Car si l’auteur déçoit, le chanteur est, lui, à son meilleur. Au point de laisser le groupe qui l’accompagne à la traîne sur un "Come back to Camden" aux pieds carrés et aux synthés aussi rutilants qu’épuisants. Cela dit, s’il ne suffit pas d’avoir de bons musiciens pour faire un bon disque, il n’y a pas de bon disque sans bons musiciens et force est de reconnaître que le groupe emmené par Morrissey se hisse à un niveau digne de son leader en plus d’une occasion. Notamment sur ce "First of the gang to die" où l’osmose est parfaite, sorte de "Billy Bud" en plus pop, "catchy" et aérien, à entonner cheveux au vent. Mais aussi sur le pugnace "Irish blood, English heart" et plus encore sur l’enivrant "I like you". "The world is full of crashing bones" renoue avec les obssessions glam-rock de "Your arsenal" ainsi que "You know I couldn’t last" où Morrissey livre quelques-uns de ses vers les plus lucides : "The critics who can’t break you / They somehow help to make you" ("Les critiques qui ne peuvent te casser / t’aident d’une certaine façon à te faire").
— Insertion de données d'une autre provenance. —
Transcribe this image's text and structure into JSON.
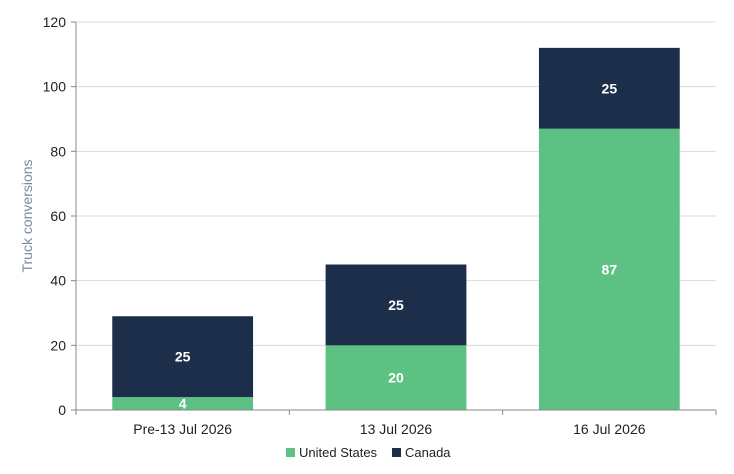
{
  "chart_data": {
    "type": "bar",
    "stacked": true,
    "categories": [
      "Pre-13 Jul 2026",
      "13 Jul 2026",
      "16 Jul 2026"
    ],
    "series": [
      {
        "name": "United States",
        "values": [
          4,
          20,
          87
        ],
        "color": "#5dc184"
      },
      {
        "name": "Canada",
        "values": [
          25,
          25,
          25
        ],
        "color": "#1c2e4a"
      }
    ],
    "xlabel": "",
    "ylabel": "Truck conversions",
    "ylim": [
      0,
      120
    ],
    "yticks": [
      0,
      20,
      40,
      60,
      80,
      100,
      120
    ],
    "grid": true,
    "legend": "bottom-center",
    "data_labels": true
  }
}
C’est habité de sentiments contradictoires que Morrissey est le plus touchant. Il déclare son amour à l’Amérique, celle d’Elvis et de James Dean, des bananes et du rockabilly qui imprégnait déjà certains morceaux des Smiths ("Vicar in a tutu") mais ne peut s’empêcher de grincer sur celle des hamburgers, armé d’une mauvaise foi aussi indéfendable qu’irrésistible - "Don’t you wonder why in Estonia they say / Hey you, big fat pig" ("Et tu te demandes pourquoi en Estonie ils disent / Hé gros porc") - avant de multiplier des "I love you" d’une sincérité tout aussi désarmante, soutenu par une mélodie captivante, un mid-tempo chatoyant. Après avoir demandé, non sans insolence, à Jésus pourquoi il avait été, lui, plein d’amour et de désir, balancé dans un monde si dépourvu d’amour - le sombre et poignant "I have forgiven Jesus" - Morrissey fait des merveilles sur le romantique et plein d’astuce "Let me kiss you" : "Close your eyes / and think of someone you physically admire / And let me kiss you" ("Ferme les yeux / Et pense à quelqu’un que tu admires physiquement / Et laisse-moi t’embrasser").
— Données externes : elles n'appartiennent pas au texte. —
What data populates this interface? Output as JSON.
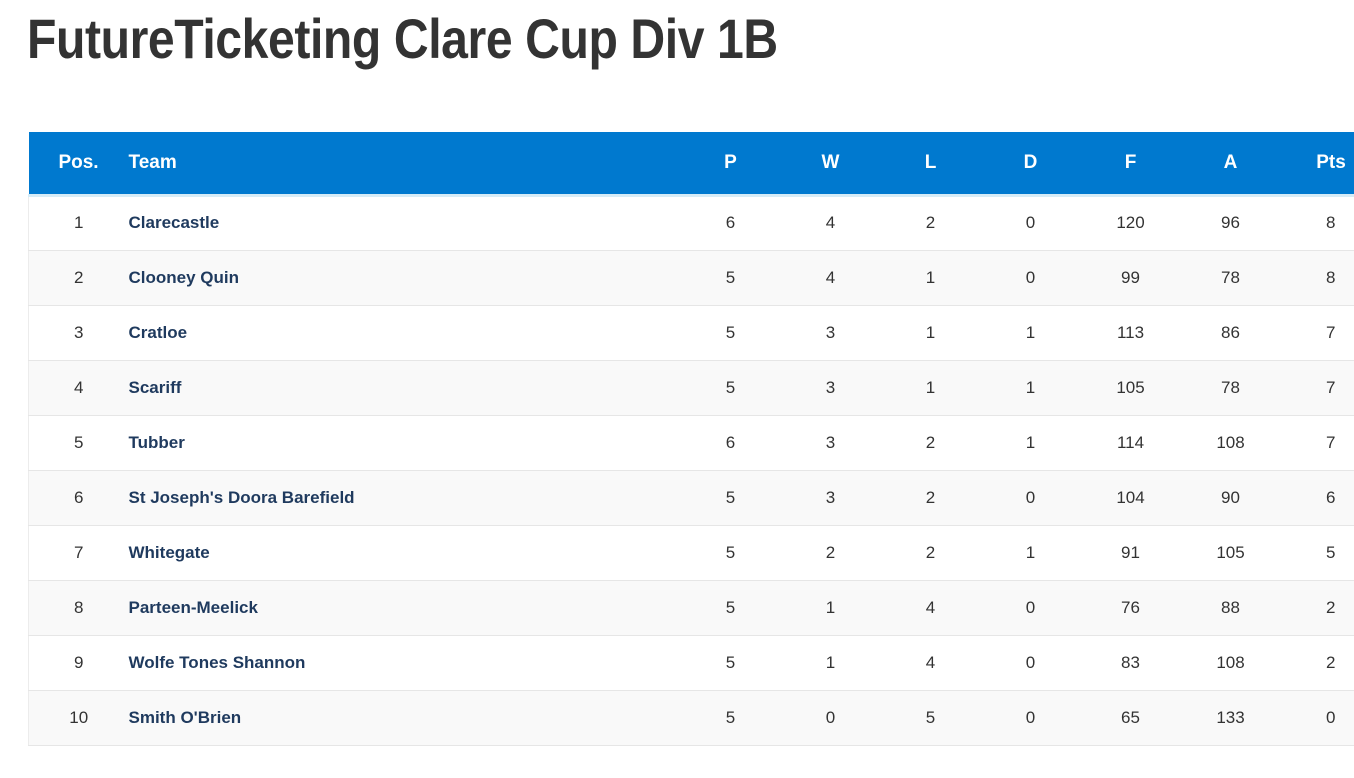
{
  "page": {
    "title": "FutureTicketing Clare Cup Div 1B"
  },
  "table": {
    "headers": {
      "pos": "Pos.",
      "team": "Team",
      "p": "P",
      "w": "W",
      "l": "L",
      "d": "D",
      "f": "F",
      "a": "A",
      "pts": "Pts"
    },
    "rows": [
      {
        "pos": "1",
        "team": "Clarecastle",
        "p": "6",
        "w": "4",
        "l": "2",
        "d": "0",
        "f": "120",
        "a": "96",
        "pts": "8"
      },
      {
        "pos": "2",
        "team": "Clooney Quin",
        "p": "5",
        "w": "4",
        "l": "1",
        "d": "0",
        "f": "99",
        "a": "78",
        "pts": "8"
      },
      {
        "pos": "3",
        "team": "Cratloe",
        "p": "5",
        "w": "3",
        "l": "1",
        "d": "1",
        "f": "113",
        "a": "86",
        "pts": "7"
      },
      {
        "pos": "4",
        "team": "Scariff",
        "p": "5",
        "w": "3",
        "l": "1",
        "d": "1",
        "f": "105",
        "a": "78",
        "pts": "7"
      },
      {
        "pos": "5",
        "team": "Tubber",
        "p": "6",
        "w": "3",
        "l": "2",
        "d": "1",
        "f": "114",
        "a": "108",
        "pts": "7"
      },
      {
        "pos": "6",
        "team": "St Joseph's Doora Barefield",
        "p": "5",
        "w": "3",
        "l": "2",
        "d": "0",
        "f": "104",
        "a": "90",
        "pts": "6"
      },
      {
        "pos": "7",
        "team": "Whitegate",
        "p": "5",
        "w": "2",
        "l": "2",
        "d": "1",
        "f": "91",
        "a": "105",
        "pts": "5"
      },
      {
        "pos": "8",
        "team": "Parteen-Meelick",
        "p": "5",
        "w": "1",
        "l": "4",
        "d": "0",
        "f": "76",
        "a": "88",
        "pts": "2"
      },
      {
        "pos": "9",
        "team": "Wolfe Tones Shannon",
        "p": "5",
        "w": "1",
        "l": "4",
        "d": "0",
        "f": "83",
        "a": "108",
        "pts": "2"
      },
      {
        "pos": "10",
        "team": "Smith O'Brien",
        "p": "5",
        "w": "0",
        "l": "5",
        "d": "0",
        "f": "65",
        "a": "133",
        "pts": "0"
      }
    ]
  },
  "colors": {
    "header_bg": "#0079cf",
    "header_text": "#ffffff",
    "team_link": "#1f3a5e",
    "title": "#333333"
  }
}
Lorsqu’il assure que son cœur est ouvert malgré son physique méprisable, il laisse pensif. Physiquement méprisable ? Au vu de ses dernières photos, vidéos et concerts, Morrissey présente, à quarante-cinq ans, grisonnant et légèrement trapu, la silhouette d’un acteur hollywoodien des années cinquante. Et ressemble davantage aux dandys qu’il admirait dans sa jeunesse qu’à l’échalas qui chantait "What difference does it make ?" en exposant les fleurs coincées dans son jean au public de Top of the Pops. Morrissey est peut-être devenu le chanteur qu’il rêvait d’être, à la fois charmeur et provocateur, attirant et dangereux, entre "This charming man" et "Sweet and tender hooligan".

A l’instar de Robert Smith et de The Cure, qui s’est récemment offert les services du producteur américain de At the drive-in et Limp Bizkit, c’est aux Etats-Unis où il vit depuis maintenant six ans que Morrissey a trouvé un nouveau souffle. Si les textes n’atteignent pas toujours le niveau auquel il nous avait habitués, le chant, unique et fabuleux, allié à des compositions pour la plupart sans faille, contribue à maintenir l’ex-chanteur des Smiths parmi les figures les plus charismatiques et rayonnantes du monde de la musique Pop. Avec un grand P.